The first and last line will be stripped from the book, but it’s there for the app build. It’s also there for tests, which lets me write:

func testContents0102() {
    XCTAssert(Contents0102())
}

To make sure any playground code in a Contents.swift file works.

I have an (almost done) Playground Book that I am writing using this technique. It’s called Shape Search and has the reader build a simple guessing game that teaches how to do a binary search.

Swift Playground Books: 2-Sep-2016

I imagine a lot of the information here is going to go out of date fast, but if you are looking at playground books today, here is where to start.

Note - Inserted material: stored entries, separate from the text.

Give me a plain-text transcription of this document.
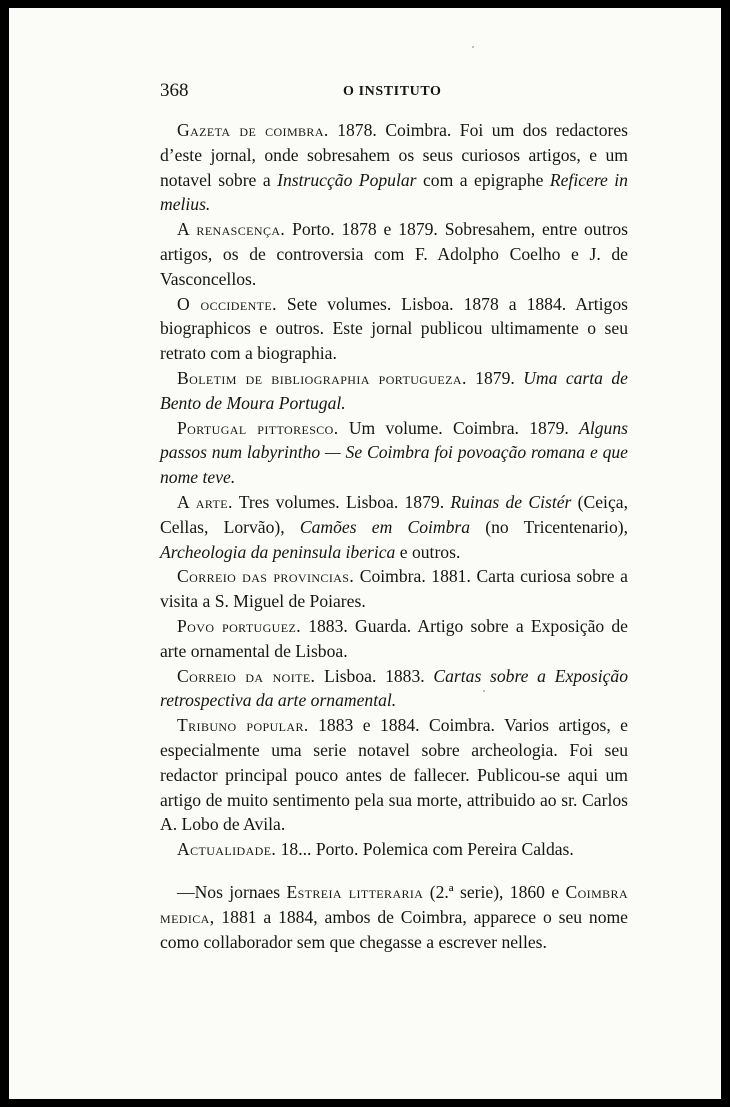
368	O INSTITUTO

Gazeta de coimbra. 1878. Coimbra. Foi um dos redactores d’este jornal, onde sobresahem os seus curiosos artigos, e um notavel sobre a Instrucção Popular com a epigraphe Reficere in melius.

A renascença. Porto. 1878 e 1879. Sobresahem, entre outros artigos, os de controversia com F. Adolpho Coelho e J. de Vasconcellos.

O occidente. Sete volumes. Lisboa. 1878 a 1884. Artigos biographicos e outros. Este jornal publicou ultimamente o seu retrato com a biographia.

Boletim de bibliographia portugueza. 1879. Uma carta de Bento de Moura Portugal.

Portugal pittoresco. Um volume. Coimbra. 1879. Alguns passos num labyrintho — Se Coimbra foi povoação romana e que nome teve.

A arte. Tres volumes. Lisboa. 1879. Ruinas de Cistér (Ceiça, Cellas, Lorvão), Camões em Coimbra (no Tricentenario), Archeologia da peninsula iberica e outros.

Correio das provincias. Coimbra. 1881. Carta curiosa sobre a visita a S. Miguel de Poiares.

Povo portuguez. 1883. Guarda. Artigo sobre a Exposição de arte ornamental de Lisboa.

Correio da noite. Lisboa. 1883. Cartas sobre a Exposição retrospectiva da arte ornamental.

Tribuno popular. 1883 e 1884. Coimbra. Varios artigos, e especialmente uma serie notavel sobre archeologia. Foi seu redactor principal pouco antes de fallecer. Publicou-se aqui um artigo de muito sentimento pela sua morte, attribuido ao sr. Carlos A. Lobo de Avila.

Actualidade. 18... Porto. Polemica com Pereira Caldas.

—Nos jornaes Estreia litteraria (2.ª serie), 1860 e Coimbra medica, 1881 a 1884, ambos de Coimbra, apparece o seu nome como collaborador sem que chegasse a escrever nelles.
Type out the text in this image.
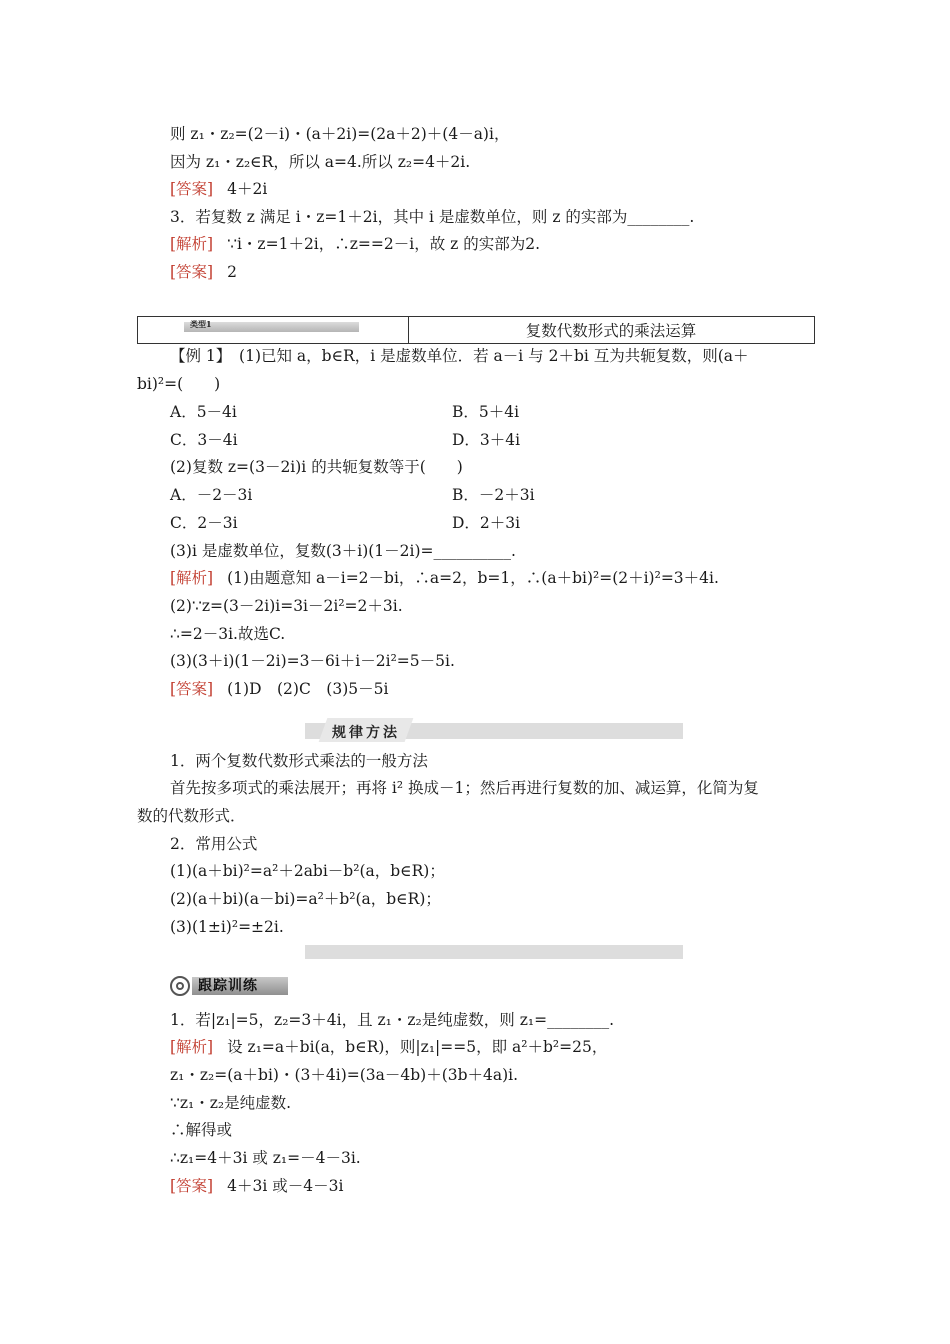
则 z₁・z₂=(2－i)・(a＋2i)=(2a＋2)＋(4－a)i，
因为 z₁・z₂∈R，所以 a=4.所以 z₂=4＋2i.
[答案] 4＋2i
3．若复数 z 满足 i・z=1＋2i，其中 i 是虚数单位，则 z 的实部为________.
[解析] ∵i・z=1＋2i，∴z==2－i，故 z 的实部为2.
[答案] 2
类型1	复数代数形式的乘法运算
【例 1】　(1)已知 a，b∈R，i 是虚数单位．若 a－i 与 2＋bi 互为共轭复数，则(a＋
bi)²=(　　)
A．5－4i	B．5＋4i
C．3－4i	D．3＋4i
(2)复数 z=(3－2i)i 的共轭复数等于(　　)
A．－2－3i	B．－2＋3i
C．2－3i	D．2＋3i
(3)i 是虚数单位，复数(3＋i)(1－2i)=__________.
[解析] (1)由题意知 a－i=2－bi，∴a=2，b=1，∴(a＋bi)²=(2＋i)²=3＋4i.
(2)∵z=(3－2i)i=3i－2i²=2＋3i.
∴=2－3i.故选C.
(3)(3＋i)(1－2i)=3－6i＋i－2i²=5－5i.
[答案] (1)D　(2)C　(3)5－5i
规律方法
1．两个复数代数形式乘法的一般方法
首先按多项式的乘法展开；再将 i² 换成－1；然后再进行复数的加、减运算，化简为复
数的代数形式．
2．常用公式
(1)(a＋bi)²=a²＋2abi－b²(a，b∈R)；
(2)(a＋bi)(a－bi)=a²＋b²(a，b∈R)；
(3)(1±i)²=±2i.
跟踪训练
1．若|z₁|=5，z₂=3＋4i，且 z₁・z₂是纯虚数，则 z₁=________.
[解析] 设 z₁=a＋bi(a，b∈R)，则|z₁|==5，即 a²＋b²=25，
z₁・z₂=(a＋bi)・(3＋4i)=(3a－4b)＋(3b＋4a)i.
∵z₁・z₂是纯虚数.
∴解得或
∴z₁=4＋3i 或 z₁=－4－3i.
[答案] 4＋3i 或－4－3i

  1. The WWDC 2016 talk, Introducing Swift Playgrounds, has a lot of technical detail about the .playgroundbook format and how the LiveView proxying works.
  2. The demo for that talk is available on Apple’s dev site, but it’s out of date. I’ve been updating it for each iOS 10 Beta (to track Swift 3). Go to my GitHub to get the fixed Talking to the Live View sample.
  3. The documentation for the .playgroundbook format can be found on the Apple Developer site.
  4. Erica Sadun, who has written the book on Xcode playgrounds did some early investigations of iOS Swift Playgrounds. You might want to read them — here is Part I, Part II, Part III, Part IV,  and Part V.
  5. Ash Furrow made a playground book linter and authoring tool (source). You can use the linter on any .playgroundbook (however you make it), and the authoring tool allows you to specify the parts of the book in a .yaml file, and it puts each piece in the correct file and folder for you in the .playgroundbook package.